National Lutheran Chior
National Lutheran Chior
Photo courtesy of National Lutheran Choir

David Cherwien has a theory he's borrowed about why there is a centuries old human fascination with deep vocal sounds.

"One of my mentors, Alice Parker, talks about this as being a characteristic that surprisingly comes out of oppressed cultures," he says.

Alice Parker is an American composer and conductor.

Cherwien is music director and conductor of the Minneapolis-based National Lutheran Choir. There's no scholarly support for his theory. But there's some circumstantial evidence.

Consider the Tuvans in Siberia.

David Cherwien
David Cherwien, Music Director
Photo courtesy of National Lutheran Choir

Before Tuva's independence, China, then Russia, then the Soviet Union took advantage of their remote neighbor. Tuvan throat singing by the group Huun Huur Tu features lots of low notes but who knows? Maybe the tradition is born as much from the isolation of herding reindeer as from oppression.

The theory gets a bit more support closer to home with the Fairfield Four and bass Isaac Freeman. It's much easier to imagine a link between their music which features Freeman's remarkable range and the oppression of slavery.
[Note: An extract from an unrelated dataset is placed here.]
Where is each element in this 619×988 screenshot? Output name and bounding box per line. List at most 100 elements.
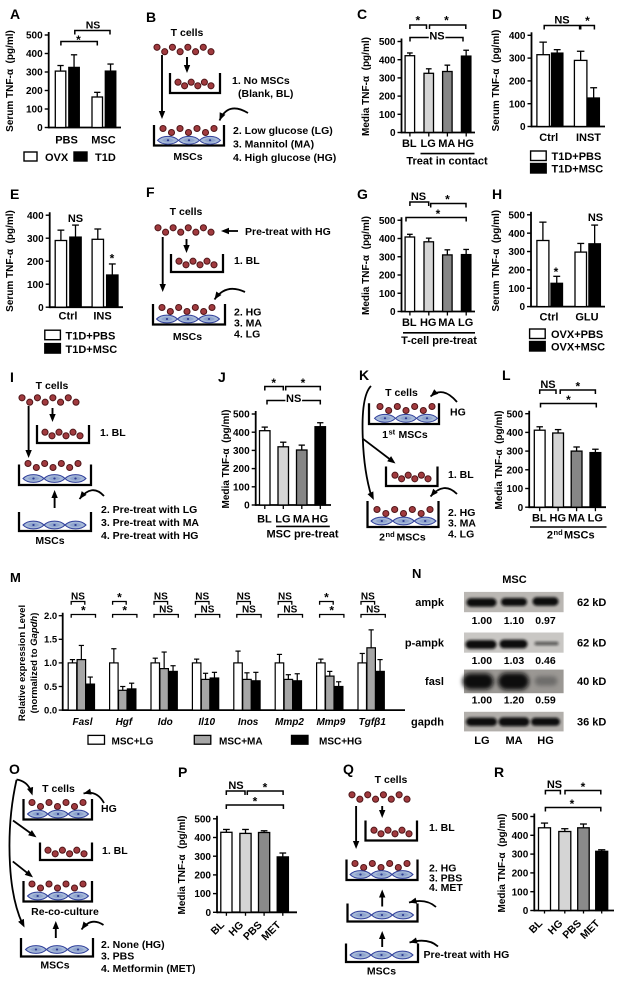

How does the theory of oppressed cultures' fascination with the mournful sound of low voices express itself in Russian music?

For centuries Russians suffered under one lethal batch of leaders after another. Many found refuge in the church. On Sunday in Minneapolis the State Symphony Capella will sing liberal doses of Sergei Rachmaninoff's music. He composed plenty of choral music where he often sent the low voices into the vocal root cellar.

Russian sacred choral music conjures an image of people gathering to try find some comfort and hope in their Orthodox houses of worship, according to David Cherwien.

"I think we get images of these wonderful open mysterious spaces, probably dark, although that may be a stereotype with incense and icons, and the music represents that sense of mystery."

Russian church music for a long time seldom reached ears outside the country.

Part of the reason was a tiff in 1054 between religious leaders in Rome and Constantinople over what language to use in the church helped bottle up and isolate the eastern music tradition from the west, Cherwien says.

One reason it has taken so long for Russia's premier chorus to come the United States can be traced to the former Soviet Union.

Soviet arts bosses controlled the destiny of artistic groups, says Leonid Flyshacker, a New York producer who helped arrange the choirs' U.S. tour.

"They were in command to say who is touring where and why," he says.

When the Soviet Union disintegrated 16 years ago, the USSR Chamber Choir became the State Symphony Capella and traveled the world.

In Minneapolis they'll share the stage with the National Lutheran Choir. The two choirs will perform separately, and then they'll stand together, all 120 voices, to sing a couple of tunes including a famous one, Pavel Chesnokov's song praising the Virgin Mary. The piece got a makeover and a new title in the West, "O Lord God," to make it palatable for Protestants.

The combined choruses will sing the Chesnokov composition as written in Russian.